Central Maine Power traces its origins to 1899, when engineer William Wyman and a partner hooked up a tiny hydro generator to serve 100 customers in Oakland. Today, CMP distributes power to 600,000 customers but generates no electricity. It has evolved into a small subsidiary of Iberdrola S.A., a worldwide energy company headquartered in a 40-story office building in Bilbao, Spain.
CMP’s detractors lament the lack of local control and the foreign ownership inherent in this corporate structure, but it’s part of an almost 20-year-old trend tied to the restructuring of the region’s electric industry.

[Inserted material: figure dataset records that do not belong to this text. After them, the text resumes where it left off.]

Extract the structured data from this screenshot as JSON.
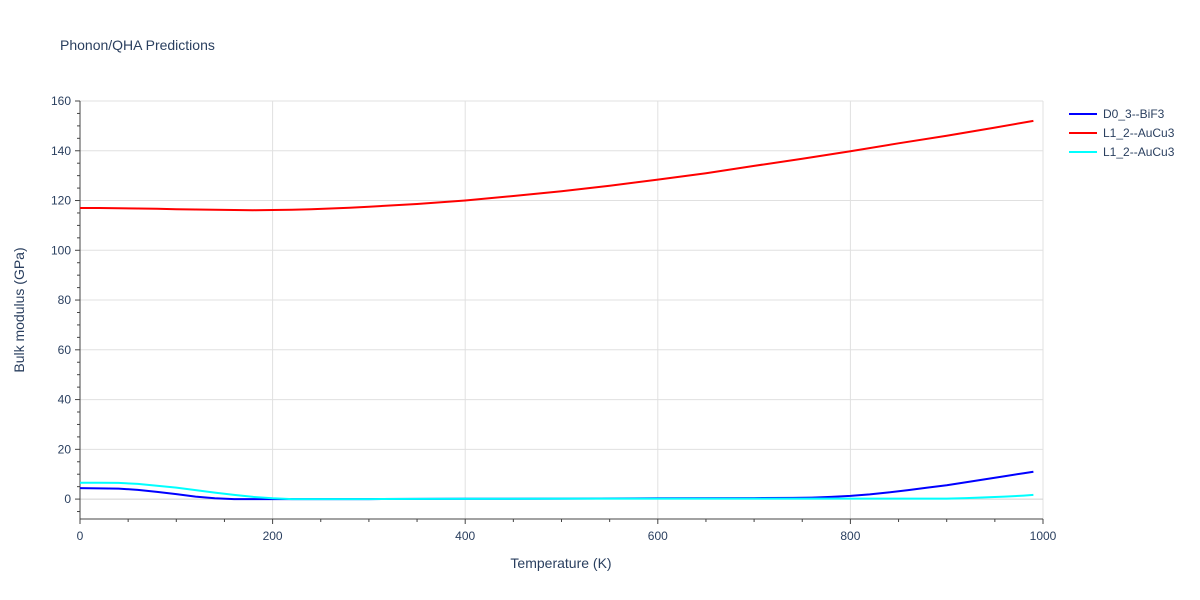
{
  "chart_data": {
    "type": "line",
    "title": "Phonon/QHA Predictions",
    "xlabel": "Temperature (K)",
    "ylabel": "Bulk modulus (GPa)",
    "xlim": [
      0,
      1000
    ],
    "ylim": [
      -8,
      160
    ],
    "xticks": [
      0,
      200,
      400,
      600,
      800,
      1000
    ],
    "yticks": [
      0,
      20,
      40,
      60,
      80,
      100,
      120,
      140,
      160
    ],
    "grid": true,
    "legend_position": "top-right",
    "series": [
      {
        "name": "D0_3--BiF3",
        "color": "#0000ff",
        "x": [
          0,
          20,
          40,
          60,
          80,
          100,
          120,
          140,
          160,
          180,
          200,
          220,
          240,
          300,
          400,
          500,
          600,
          700,
          740,
          760,
          780,
          800,
          820,
          840,
          860,
          880,
          900,
          920,
          940,
          960,
          980,
          990
        ],
        "y": [
          4.4,
          4.3,
          4.2,
          3.7,
          2.9,
          2.0,
          1.0,
          0.3,
          0.0,
          0.0,
          0.0,
          0.0,
          0.0,
          0.0,
          0.1,
          0.2,
          0.3,
          0.4,
          0.5,
          0.6,
          0.9,
          1.3,
          1.9,
          2.7,
          3.6,
          4.6,
          5.6,
          6.8,
          8.0,
          9.2,
          10.4,
          11.0
        ]
      },
      {
        "name": "L1_2--AuCu3",
        "color": "#ff0000",
        "x": [
          0,
          20,
          40,
          60,
          80,
          100,
          120,
          140,
          160,
          180,
          200,
          220,
          240,
          260,
          280,
          300,
          350,
          400,
          450,
          500,
          550,
          600,
          650,
          700,
          750,
          800,
          850,
          900,
          950,
          990
        ],
        "y": [
          117.0,
          117.0,
          116.9,
          116.8,
          116.7,
          116.5,
          116.4,
          116.3,
          116.2,
          116.1,
          116.2,
          116.3,
          116.5,
          116.8,
          117.1,
          117.5,
          118.6,
          120.0,
          121.8,
          123.7,
          125.9,
          128.4,
          131.0,
          133.9,
          136.8,
          139.8,
          143.0,
          146.0,
          149.3,
          152.0
        ]
      },
      {
        "name": "L1_2--AuCu3",
        "color": "#00ffff",
        "x": [
          0,
          20,
          40,
          60,
          80,
          100,
          120,
          140,
          160,
          180,
          200,
          220,
          240,
          300,
          400,
          500,
          600,
          700,
          800,
          850,
          900,
          920,
          940,
          960,
          980,
          990
        ],
        "y": [
          6.6,
          6.6,
          6.5,
          6.1,
          5.4,
          4.6,
          3.6,
          2.6,
          1.7,
          0.9,
          0.3,
          0.0,
          0.0,
          0.0,
          0.1,
          0.2,
          0.2,
          0.2,
          0.2,
          0.2,
          0.2,
          0.4,
          0.7,
          1.0,
          1.4,
          1.7
        ]
      }
    ]
  }
}
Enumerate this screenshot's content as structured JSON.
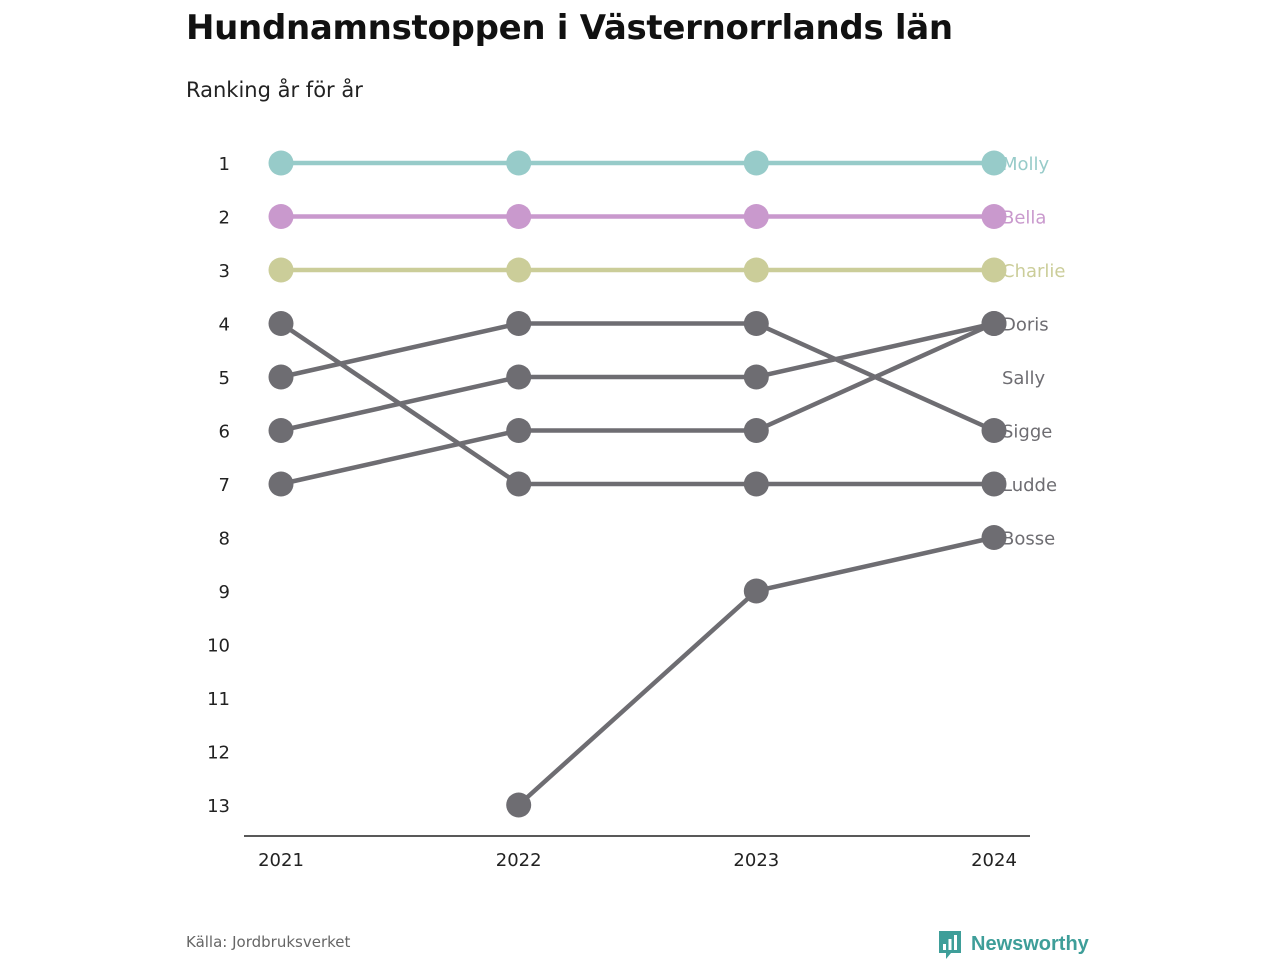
{
  "chart_data": {
    "type": "line",
    "title": "Hundnamnstoppen i Västernorrlands län",
    "subtitle": "Ranking år för år",
    "x": [
      "2021",
      "2022",
      "2023",
      "2024"
    ],
    "y_ticks": [
      "1",
      "2",
      "3",
      "4",
      "5",
      "6",
      "7",
      "8",
      "9",
      "10",
      "11",
      "12",
      "13"
    ],
    "ylim": [
      1,
      13
    ],
    "y_reversed": true,
    "grid": false,
    "series": [
      {
        "name": "Molly",
        "values": [
          1,
          1,
          1,
          1
        ],
        "color": "#97cbc9"
      },
      {
        "name": "Bella",
        "values": [
          2,
          2,
          2,
          2
        ],
        "color": "#c999cd"
      },
      {
        "name": "Charlie",
        "values": [
          3,
          3,
          3,
          3
        ],
        "color": "#cbcd99"
      },
      {
        "name": "Doris",
        "values": [
          7,
          6,
          6,
          4
        ],
        "color": "#6e6d72"
      },
      {
        "name": "Sally",
        "values": [
          null,
          null,
          null,
          null
        ],
        "color": "#6e6d72"
      },
      {
        "name": "Sigge",
        "values": [
          5,
          4,
          4,
          6
        ],
        "color": "#6e6d72"
      },
      {
        "name": "Ludde",
        "values": [
          4,
          7,
          7,
          7
        ],
        "color": "#6e6d72"
      },
      {
        "name": "Bosse",
        "values": [
          null,
          13,
          9,
          8
        ],
        "color": "#6e6d72"
      },
      {
        "name": "",
        "values": [
          6,
          5,
          5,
          4
        ],
        "color": "#6e6d72"
      }
    ],
    "end_labels": [
      {
        "text": "Molly",
        "rank": 1,
        "color": "#97cbc9"
      },
      {
        "text": "Bella",
        "rank": 2,
        "color": "#c999cd"
      },
      {
        "text": "Charlie",
        "rank": 3,
        "color": "#cbcd99"
      },
      {
        "text": "Doris",
        "rank": 4,
        "color": "#6e6d72"
      },
      {
        "text": "Sally",
        "rank": 5,
        "color": "#6e6d72"
      },
      {
        "text": "Sigge",
        "rank": 6,
        "color": "#6e6d72"
      },
      {
        "text": "Ludde",
        "rank": 7,
        "color": "#6e6d72"
      },
      {
        "text": "Bosse",
        "rank": 8,
        "color": "#6e6d72"
      }
    ]
  },
  "footer": {
    "source": "Källa: Jordbruksverket",
    "brand": "Newsworthy",
    "brand_color": "#3e9e99",
    "brand_icon": "bar-chart-speech-bubble-icon"
  }
}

For instance: Directors of Bangor Hydro Electric Co. voted in 2001 to sell the company to Emera, a Halifax, Nova Scotia-based diversified energy company. Nine years later, directors of Aroostook County’s leading utility, Maine Public Service, followed suit and became Canadian-owned. In 2013, both local names were dropped in favor of Emera Maine.
Beginning in 2000, National Grid, which is based in the United Kingdom, began buying electric and gas companies in the Northeast. It now owns utilities that serve 20 million people in Massachusetts, Rhode Island and New York.
NEW OWNERSHIP, NEW LOGO
CMP also was an investor-owned company with publicly traded stock until 2000. That’s when its directors voted to sell the Augusta-based utility to New York State Gas & Electric. The sale resulted in a holding company called Energy East.
In 2008, Iberdrola bought Energy East for $4.6 billion. CMP became a wholly owned subsidiary of Iberdrola USA. Two years later, as part of a new branding campaign, Iberdrola dropped CMP’s familiar Pine Tree logo. The current logo uses a green leaf that the company says represents respect for the environment. Blue and orange drops represent energy resources used by Iberdrola – blue for wind and water, orange for natural gas and the sun.
In 2015, Iberdrola USA bought UIL Holdings, a handful of gas and electric utilities in Connecticut for $3 billion and created a new investor-owned company called Avangrid. The new company reports $31 billion in assets and operates in 24 states. It has two primary divisions, Avangrid Renewables and Avangrid Networks. CMP is part of Networks.
Today, Iberdrola owns roughly 81 percent of the shares of Avangrid common stock.
This ownership has led some critics to decry what they see as foreign control of an American public utility, underscored by the investment of an Arab country.
The Qatar Investment Authority indirectly owns 8.57 percent of Iberdrola’s shares, according to Security and Exchange Commission filings. The authority is the state-owned investment company of that Middle East nation. It has no directors on the Iberdrola or Avangrid boards.
Under U.S. law, any financial interest greater than 10 percent is subject to approval by federal energy regulators. A similar requirement is in place in Maine, requiring approval at the Public Utilities Commission.
TWO MAINERS ON AVANGRID BOARD
Avangrid also has two Mainers serving in board positions, one with a strong background in business and the other in government.
Betsey Timm is an independent, non-executive member of the board of directors. A former president of Bank of America in Maine, she sits in the board’s Audit and Compliance panel.
Also on the board is former Maine Gov. John Baldacci.
Some of CMP’s detractors see a sinister element in the presence of Baldacci, who has an annual compensation of $200,000. They say he was rewarded for supporting CMP’s $1.4 billion transmission system upgrade in 2009, the Maine Power Reliability Program.
Avangrid says Baldacci, who has served on the board since 2014 and now is vice chairman, was selected for his deep experience in government relations and economic development.